Gómez aceita e, em Puerto Cabello, um navio vem buscá-los. Aí acontecem brincadeiras terríveis e de mau gosto, pois há homens que procedem de outros campos de trabalho e não conhecem a história do Torto.

– Eh! Marcel, como vai?

– Quem é você?

– O Torto.

– Você está rindo, não deboche – respondiam todos os outros, vendo esse rapaz forte, bem aprumado, sobre pernas firmes.

O Torto, que era moço e brincalhão, durante todo o tempo que durou o embarque, não deixou de interpelar todos os seus conhecidos. E todos, hem entendido, não podiam compreender como o Torto se havia endireitado. De volta à Guiana, fiquei sabendo da história pela sua própria boca e outros presidiários confirmaram o episódio na Ilha Royale.

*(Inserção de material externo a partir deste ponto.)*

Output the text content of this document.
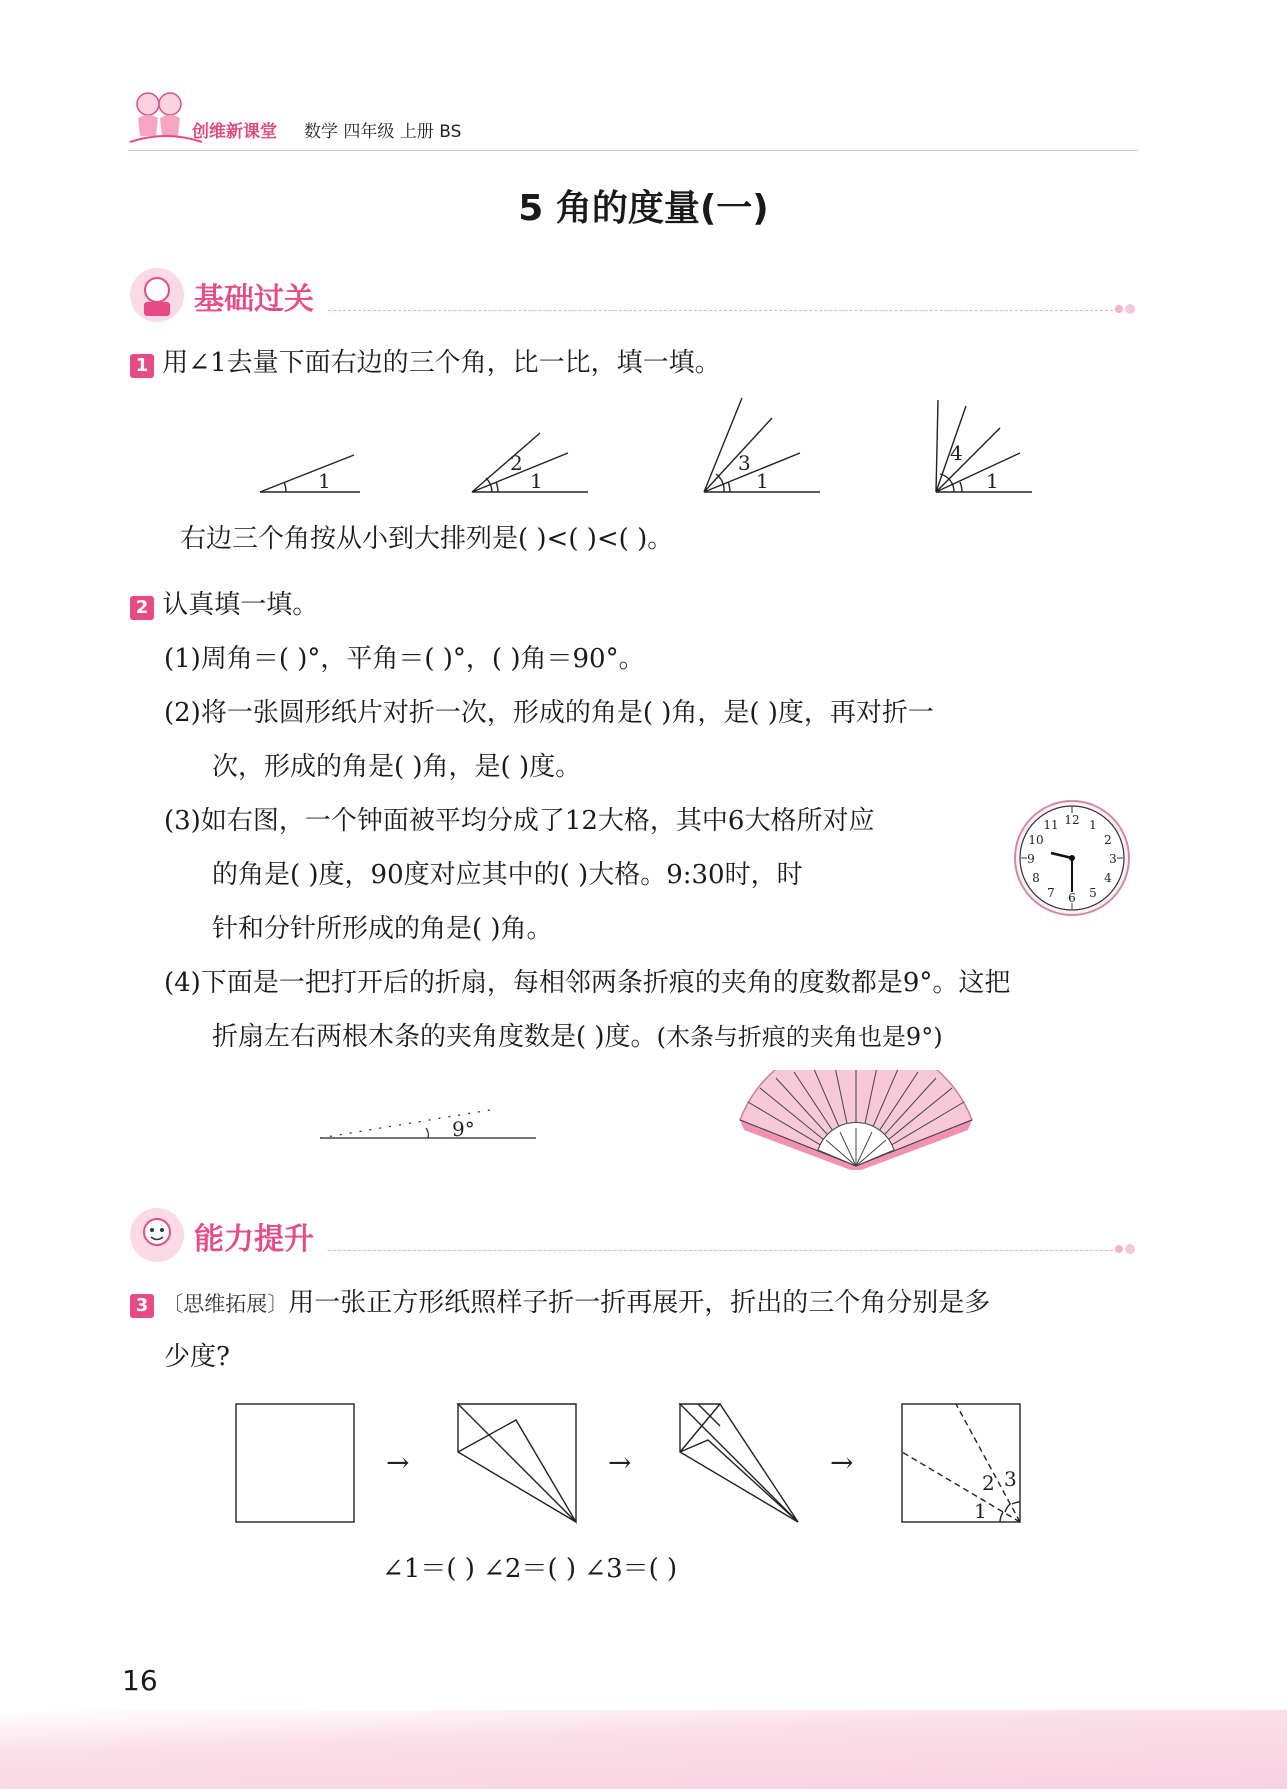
创维新课堂 数学 四年级 上册 BS
5 角的度量(一)
基础过关
1 用∠1去量下面右边的三个角，比一比，填一填。
1
2
1
3
1
4
1
右边三个角按从小到大排列是( )<( )<( )。
2 认真填一填。
(1)周角＝( )°，平角＝( )°，( )角＝90°。
(2)将一张圆形纸片对折一次，形成的角是( )角，是( )度，再对折一
次，形成的角是( )角，是( )度。
(3)如右图，一个钟面被平均分成了12大格，其中6大格所对应
的角是( )度，90度对应其中的( )大格。9:30时，时
针和分针所形成的角是( )角。
12 1
2
3
4
5
6
7
8
9
10
11
(4)下面是一把打开后的折扇，每相邻两条折痕的夹角的度数都是9°。这把
折扇左右两根木条的夹角度数是( )度。(木条与折痕的夹角也是9°)
9°
能力提升
3 〔思维拓展〕用一张正方形纸照样子折一折再展开，折出的三个角分别是多
少度?
→	→	→
1
2 3
∠1＝( ) ∠2＝( ) ∠3＝( )
16
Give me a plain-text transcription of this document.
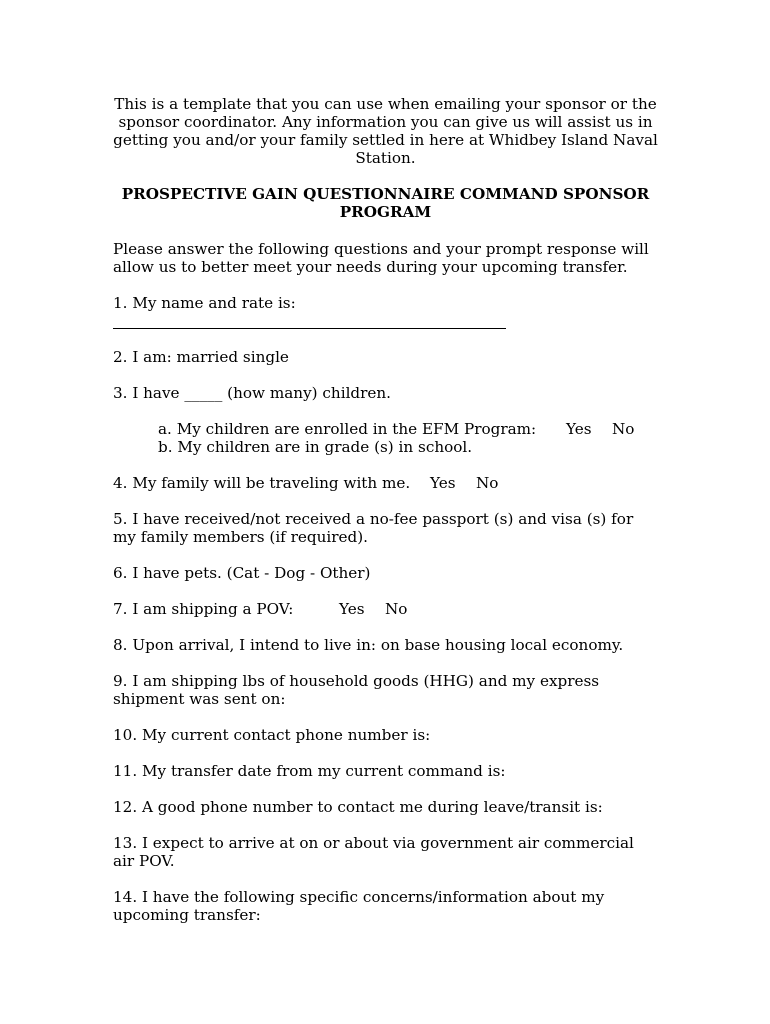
This is a template that you can use when emailing your sponsor or the sponsor coordinator. Any information you can give us will assist us in getting you and/or your family settled in here at Whidbey Island Naval Station.
PROSPECTIVE GAIN QUESTIONNAIRE COMMAND SPONSOR PROGRAM
Please answer the following questions and your prompt response will allow us to better meet your needs during your upcoming transfer.
1. My name and rate is:
2. I am: married single
3. I have _____ (how many) children.
a. My children are enrolled in the EFM Program: Yes No
b. My children are in grade (s) in school.
4. My family will be traveling with me.	Yes No
5. I have received/not received a no-fee passport (s) and visa (s) for my family members (if required).
6. I have pets. (Cat - Dog - Other)
7. I am shipping a POV:	Yes No
8. Upon arrival, I intend to live in: on base housing local economy.
9. I am shipping lbs of household goods (HHG) and my express shipment was sent on:
10. My current contact phone number is:
11. My transfer date from my current command is:
12. A good phone number to contact me during leave/transit is:
13. I expect to arrive at on or about via government air commercial air POV.
14. I have the following specific concerns/information about my upcoming transfer:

Evadido de novo em 1943, veio parar em El Dorado. Como já vivera na Venezuela – e certamente não contou que fora como prisioneiro -, arranjou logo o lugar de cozinheiro, substituindo Chapai”, que passou a jardineiro. Trabalhava na casa do diretor, na aldeia situada na outra margem do rio.

No escritório do diretor se achava o cofre e o dinheiro da colônia. Naquele dia, roubou 70 000 bolívares, que correspondiam então a mais ou menos 20 000 dólares. Foi isso que provocou a algazarra em nossa horta: o diretor, o cunhado do diretor, os dois majores da guarda nacional. O diretor queria nos mandar imediatamente para o campo de concentração. Os oficiais recusaram, talvez interessados no fornecimento de legumes e verduras. Conseguimos finalmente convencer o diretor de que nada sabíamos do caso; se tivéssemos sabido, teríamos fugido com o Torto, talvez, mas afinal de contas o nosso objetivo era ficar na Venezuela e não na Guiana Inglesa, único lugar para onde ele poderia ter fugido. Poucos dias depois, guiados pelos urubus que o devoravam, os policiais encontraram o seu cadáver a mais de 70 quilômetros dentro da mata, bem perto da fronteira inglesa.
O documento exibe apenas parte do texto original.